RICHMOND, Va. -- The sounds of a ringing bell echoed 19 times across the campus of Virginia Union University on Monday. Every chime represented a somber reminder of the more than 19,000 Virginians who have died from the coronavirus.
“Nobody knows what it feels like when you get up every morning and your child is gone," said Louise Allen.
Louise lost her son, Kelvin Allen, to COVID-19 in September 2021.
“I never thought he would go this way. This is my baby boy," she said. "He was jovial, funny and loved children."
Allen said she feels the heartache of losing him seven days a week and leans on her faith to get her through rough days.
"I wake up every day, and all I can do is pray," she said. "God will get me through it."
Allen was one of the dozens who gathered at VUU Monday for a COVID-19 Remembrance Day memorial. Faith leaders, lawmakers and government officials shared prayers and tributes to victims of COVID-19.
“It’s very uplifting," Allen said. "It makes you feel better.”
State Delegate Delores McQuinn's (D-70) resolution designating every March 14 since 2021 as COVID-19 Remembrance Day in Virginia passed the general assembly last year.
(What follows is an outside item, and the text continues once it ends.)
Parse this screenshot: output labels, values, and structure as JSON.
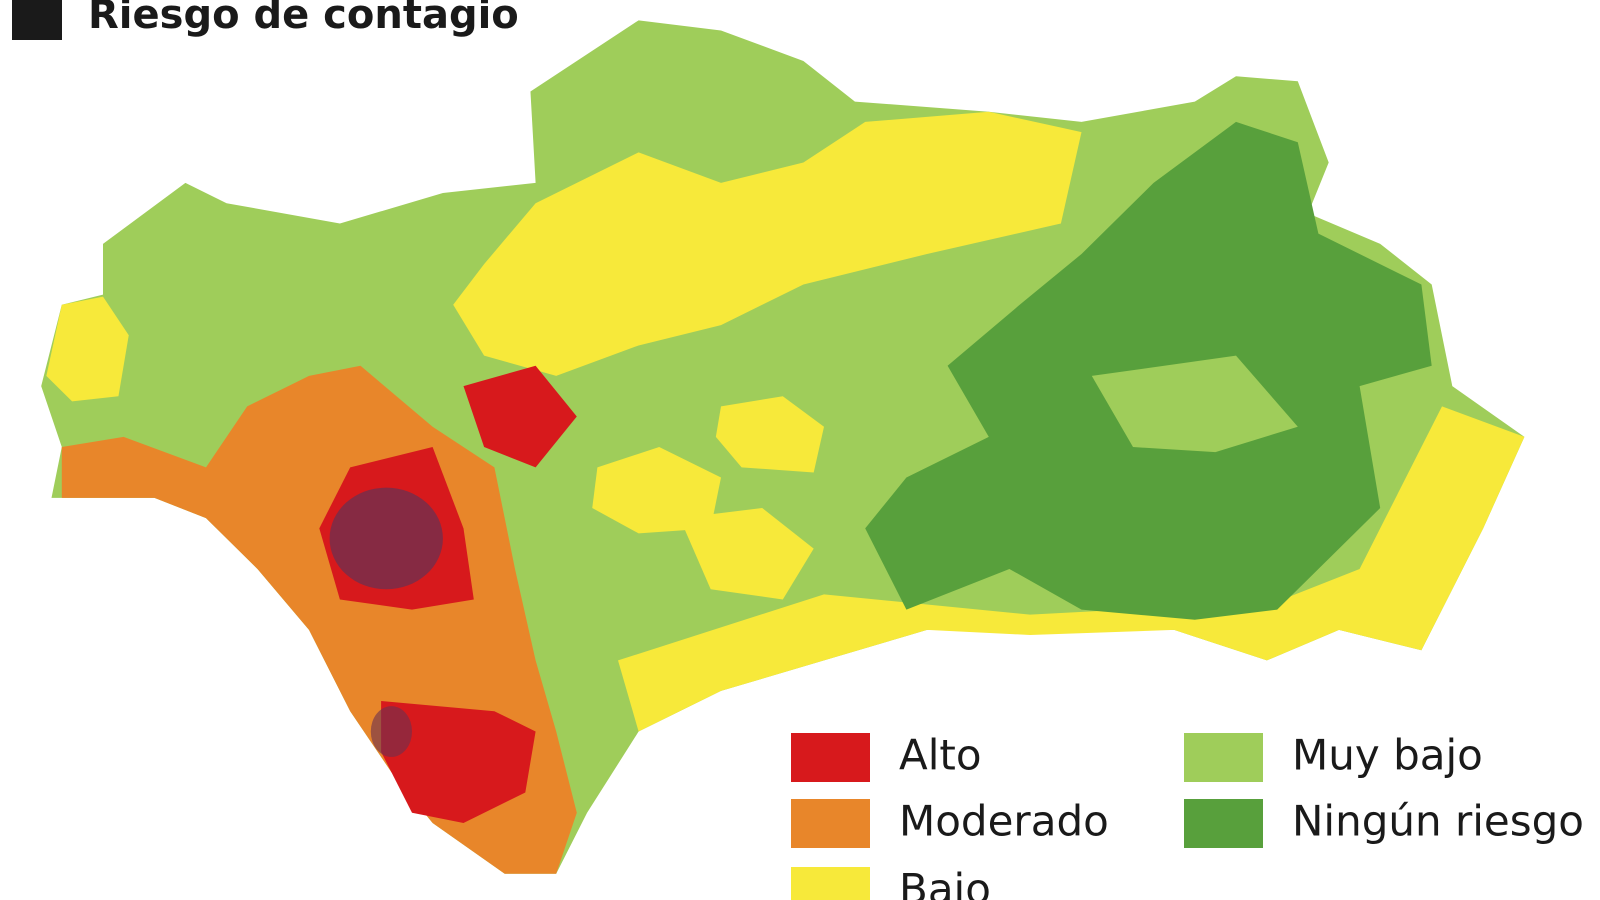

On that date in 2020, the Virginia Department of Health recorded its first-ever coronavirus death, but McQuinn said this day also recognizes those who have been affected financially, mentally or any other way.
“The aftermath of this has been also suicide rates and domestic abuse and child abuse," McQuinn said. "And so all around, it has been devastating.”
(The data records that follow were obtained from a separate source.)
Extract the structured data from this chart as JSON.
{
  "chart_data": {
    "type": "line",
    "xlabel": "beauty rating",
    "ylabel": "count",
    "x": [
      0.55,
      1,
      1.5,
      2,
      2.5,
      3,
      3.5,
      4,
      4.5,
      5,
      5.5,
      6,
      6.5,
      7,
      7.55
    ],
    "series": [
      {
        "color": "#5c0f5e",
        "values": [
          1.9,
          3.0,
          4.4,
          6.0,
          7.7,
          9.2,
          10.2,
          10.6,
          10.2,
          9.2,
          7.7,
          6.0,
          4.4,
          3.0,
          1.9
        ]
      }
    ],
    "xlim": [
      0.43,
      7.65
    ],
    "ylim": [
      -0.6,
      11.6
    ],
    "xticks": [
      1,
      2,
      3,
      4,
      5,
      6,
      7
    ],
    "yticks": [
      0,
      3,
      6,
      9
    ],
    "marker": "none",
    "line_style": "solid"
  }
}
Two years into the pandemic and Virginians are now learning how to live with COVID-19. Masks are optional almost everywhere, restrictions are long gone and weekly case counts have reached a new low since summer 2021.
Meanwhile, leaders who spoke at Monday's event said COVID-19 is still alive and even decreasing numbers symbolize lives impacted by the pandemic.
"We've got to be vigilant," Delegate McQuinn said. "We don't know what is around the corner either. We don't know if there's another variant that will be affecting us."
She also said she's had conversations about creating a physical memorial to honor victims of COVID-19, potentially in Richmond or at the state capitol.
According to the CDC, most of Virginia is experiencing low or medium levels of disease transmission. The only locality in Central Virginia where the spread is high is Prince George County.